Het is een verschijnsel dat al langere tijd gaande is : winkels die verdwijnen. Zelfs als de crisis voorbij is, vallen winkelketens bij bosjes om. In veel gevallen wordt geroepen dat het online shoppen daar de schuld van is. Ik zoek het meer in maatschappelijke veranderingen. Toen ik in zo'n online fietsenshop werkte, viel mij op dat klanten relatief veel kleine, goedkope producten kochten waar nog eens zo'n 7 euro aan behandelings- en verzendkosten bovenop kwamen. Een blikje met een reparatiesetje (plakkers, lijm, ventielslang en bandenlichters) kost 4,50 euro. Om dat thuis te krijgen kost het 11,75 euro!
|
gereedmaken voor verzending |
Navraag bij klanten die ik ken heeft mij geleerd, dat men geen tijd heeft om dat spul in de eigen werk- of woonomgeving te gaan kopen. Daarbij worden ook de hoge parkeerkosten en de toegankelijkheid voor auto's tot winkelcentra als drempel genoemd. En dan is er nog het gemak. Vanuit je luie stoel, of op je werk (natuurlijk in de pauze) online shoppen.
Dat winkels verdwijnen heeft ook veel te maken met de alsmaar stijgende kosten van panden en personeel. De moordende concurrentie leidt tot lage prijzen en dito winstmarges.
Toch durven gemeentes het aan winkelpanden te laten bouwen. Vaak worden daarbij door de verantwoordelijke wethouders commerciële uitlatingen gedaan, die later helemaal niet waargemaakt kunnen worden. Zo zou de komst van de Hanzelijn voor meer kooppubliek in Lelystad gaan zorgen. Alsof Lelystad een regionale functie zou hebben.
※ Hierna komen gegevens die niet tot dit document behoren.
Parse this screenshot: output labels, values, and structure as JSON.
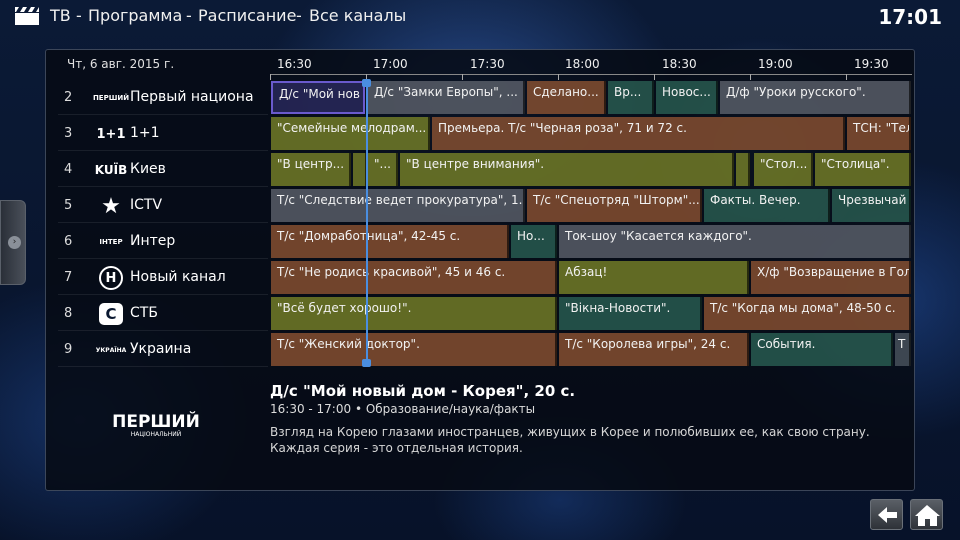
{
  "header": {
    "crumbs": [
      "ТВ",
      "Программа",
      "Расписание",
      "Все каналы"
    ],
    "separator": "-",
    "clock": "17:01"
  },
  "guide": {
    "date": "Чт, 6 авг. 2015 г.",
    "times": [
      "16:30",
      "17:00",
      "17:30",
      "18:00",
      "18:30",
      "19:00",
      "19:30"
    ]
  },
  "channels": [
    {
      "num": "2",
      "name": "Первый национа",
      "logo_text": "ПЕРШИЙ"
    },
    {
      "num": "3",
      "name": "1+1",
      "logo_text": "1+1"
    },
    {
      "num": "4",
      "name": "Киев",
      "logo_text": "KUÏB"
    },
    {
      "num": "5",
      "name": "ICTV",
      "logo_text": "★"
    },
    {
      "num": "6",
      "name": "Интер",
      "logo_text": "ІНТЕР"
    },
    {
      "num": "7",
      "name": "Новый канал",
      "logo_text": "Н"
    },
    {
      "num": "8",
      "name": "СТБ",
      "logo_text": "C"
    },
    {
      "num": "9",
      "name": "Украина",
      "logo_text": "УКРАЇНА"
    }
  ],
  "programs": [
    [
      {
        "t": "Д/с \"Мой нов",
        "c": "purple"
      },
      {
        "t": "Д/с \"Замки Европы\", ...",
        "c": "gray"
      },
      {
        "t": "Сделано...",
        "c": "brown"
      },
      {
        "t": "Вр...",
        "c": "teal"
      },
      {
        "t": "Новос...",
        "c": "teal"
      },
      {
        "t": "Д/ф \"Уроки русского\".",
        "c": "gray"
      }
    ],
    [
      {
        "t": "\"Семейные мелодрам...",
        "c": "olive"
      },
      {
        "t": "Премьера. Т/с \"Черная роза\", 71 и 72 с.",
        "c": "brown"
      },
      {
        "t": "ТСН: \"Тел",
        "c": "brown"
      }
    ],
    [
      {
        "t": "\"В центр...",
        "c": "olive"
      },
      {
        "t": "",
        "c": "olive"
      },
      {
        "t": "\"...",
        "c": "olive"
      },
      {
        "t": "\"В центре внимания\".",
        "c": "olive"
      },
      {
        "t": "",
        "c": "olive"
      },
      {
        "t": "\"Стол...",
        "c": "olive"
      },
      {
        "t": "\"Столица\".",
        "c": "olive"
      }
    ],
    [
      {
        "t": "Т/с \"Следствие ведет прокуратура\", 1...",
        "c": "gray"
      },
      {
        "t": "Т/с \"Спецотряд \"Шторм\"...",
        "c": "brown"
      },
      {
        "t": "Факты. Вечер.",
        "c": "teal"
      },
      {
        "t": "Чрезвычай",
        "c": "teal"
      }
    ],
    [
      {
        "t": "Т/с \"Домработница\", 42-45 с.",
        "c": "brown"
      },
      {
        "t": "Но...",
        "c": "teal"
      },
      {
        "t": "Ток-шоу \"Касается каждого\".",
        "c": "gray"
      }
    ],
    [
      {
        "t": "Т/с \"Не родись красивой\", 45 и 46 с.",
        "c": "brown"
      },
      {
        "t": "Абзац!",
        "c": "olive"
      },
      {
        "t": "Х/ф \"Возвращение в Гол",
        "c": "brown"
      }
    ],
    [
      {
        "t": "\"Всё будет хорошо!\".",
        "c": "olive"
      },
      {
        "t": "\"Вікна-Новости\".",
        "c": "teal"
      },
      {
        "t": "Т/с \"Когда мы дома\", 48-50 с.",
        "c": "brown"
      }
    ],
    [
      {
        "t": "Т/с \"Женский доктор\".",
        "c": "brown"
      },
      {
        "t": "Т/с \"Королева игры\", 24 с.",
        "c": "brown"
      },
      {
        "t": "События.",
        "c": "teal"
      },
      {
        "t": "Т",
        "c": "slate"
      }
    ]
  ],
  "detail": {
    "title": "Д/с \"Мой новый дом - Корея\", 20 с.",
    "meta": "16:30 - 17:00 • Образование/наука/факты",
    "description": "Взгляд на Корею глазами иностранцев, живущих в Корее и полюбивших ее, как свою страну. Каждая серия - это отдельная история.",
    "logo_main": "ПЕРШИЙ",
    "logo_sub": "НАЦІОНАЛЬНИЙ"
  },
  "icons": {
    "back": "back-arrow-icon",
    "home": "home-icon",
    "app": "clapperboard-icon",
    "side": "side-menu-icon"
  }
}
Volgens mij is eerder van het tegenovergestelde sprake : inwoners van de stad gaan winkelen in Zwollen en Kampen. Da's veel gezelliger dan die saaie rechttoe rechtaan Flevopolder centra, waar je uit je jas geblazen wordt en tegen lelijke (betonnen) constructies aankijkt. Winkels verdwijnen, maar niet allemaal. Vooral in oude stadskernen, waar veel panden in eigendom zijn (geen huur), kan men nog steeds gezellig winkelen.